HadoopDruidIndexer batch

I’ve been experimenting with the HadoopDruidIndexer.

The setup I have is a remote multi-node Hadoop cluster and a single node Druid cluster.

I successfully ran a batch upload on a small amount of data 7mb.

This I did with a recompiled fat jar with all dependencies, etc.

However, when I ran it on 700mb file for an hourly segment, it failed to finish.

I’m trying to understand what resources are necessary in order for this batch job to finish?

Do I need a bigger Overlord? Several overlords? Several middle managers?

Also, I got the data out of Hadoop using hadoop fs -text command, and did the batch indexing service on the text json file.

Again, it was 700mb but then decompressed to about 3gb.
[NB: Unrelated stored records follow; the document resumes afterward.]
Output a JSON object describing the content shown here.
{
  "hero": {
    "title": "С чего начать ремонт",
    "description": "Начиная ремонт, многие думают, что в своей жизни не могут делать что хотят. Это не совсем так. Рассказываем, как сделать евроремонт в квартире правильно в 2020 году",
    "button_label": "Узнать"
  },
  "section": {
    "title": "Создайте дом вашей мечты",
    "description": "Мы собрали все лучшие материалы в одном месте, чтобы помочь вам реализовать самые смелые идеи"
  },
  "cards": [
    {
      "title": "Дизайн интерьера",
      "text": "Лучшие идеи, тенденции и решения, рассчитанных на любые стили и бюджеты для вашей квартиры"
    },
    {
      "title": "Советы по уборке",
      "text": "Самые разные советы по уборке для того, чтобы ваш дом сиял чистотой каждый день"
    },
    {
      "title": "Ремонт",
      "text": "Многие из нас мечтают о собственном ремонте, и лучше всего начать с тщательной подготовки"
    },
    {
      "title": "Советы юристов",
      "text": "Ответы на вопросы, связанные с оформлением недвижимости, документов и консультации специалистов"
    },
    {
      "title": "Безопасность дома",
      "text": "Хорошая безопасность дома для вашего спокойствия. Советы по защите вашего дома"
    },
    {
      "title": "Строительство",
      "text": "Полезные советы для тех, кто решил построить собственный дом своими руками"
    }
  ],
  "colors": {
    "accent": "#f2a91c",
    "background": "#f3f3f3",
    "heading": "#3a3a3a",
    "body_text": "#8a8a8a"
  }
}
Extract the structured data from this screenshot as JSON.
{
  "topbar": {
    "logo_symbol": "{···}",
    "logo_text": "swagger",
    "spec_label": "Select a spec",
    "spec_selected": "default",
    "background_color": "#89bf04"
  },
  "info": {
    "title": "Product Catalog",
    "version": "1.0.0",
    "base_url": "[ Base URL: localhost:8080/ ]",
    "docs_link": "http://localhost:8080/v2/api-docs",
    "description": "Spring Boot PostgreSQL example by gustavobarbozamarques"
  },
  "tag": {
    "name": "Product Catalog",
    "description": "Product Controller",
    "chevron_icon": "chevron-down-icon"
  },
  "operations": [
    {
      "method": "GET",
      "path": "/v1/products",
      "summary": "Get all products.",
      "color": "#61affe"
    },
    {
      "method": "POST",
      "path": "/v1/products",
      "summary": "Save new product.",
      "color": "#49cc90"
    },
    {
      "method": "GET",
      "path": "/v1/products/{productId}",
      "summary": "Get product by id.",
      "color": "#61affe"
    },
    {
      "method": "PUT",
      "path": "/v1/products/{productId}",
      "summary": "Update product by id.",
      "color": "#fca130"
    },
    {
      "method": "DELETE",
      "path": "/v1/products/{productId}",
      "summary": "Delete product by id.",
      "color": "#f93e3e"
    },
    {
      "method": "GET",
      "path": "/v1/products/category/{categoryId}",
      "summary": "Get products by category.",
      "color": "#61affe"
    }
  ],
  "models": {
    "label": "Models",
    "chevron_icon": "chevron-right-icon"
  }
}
It loaded in about 1 hour.

Is it because the regular batch indexing service is not a distributed process and the HadoopDruidIndexer is?

Please enlighten me.

–Johnny Hom

If you already have data in Hadoop, it’s best to use Druid’s hadoop indexer. That can be done with the standalone HadoopDruidIndexer or with the “index_hadoop” task. The plain batch “index” task is woefully inefficient and really only works on quite small amounts of data. The hadoop indexing methods can scale out to use as much capacity as you have available on your Hadoop cluster.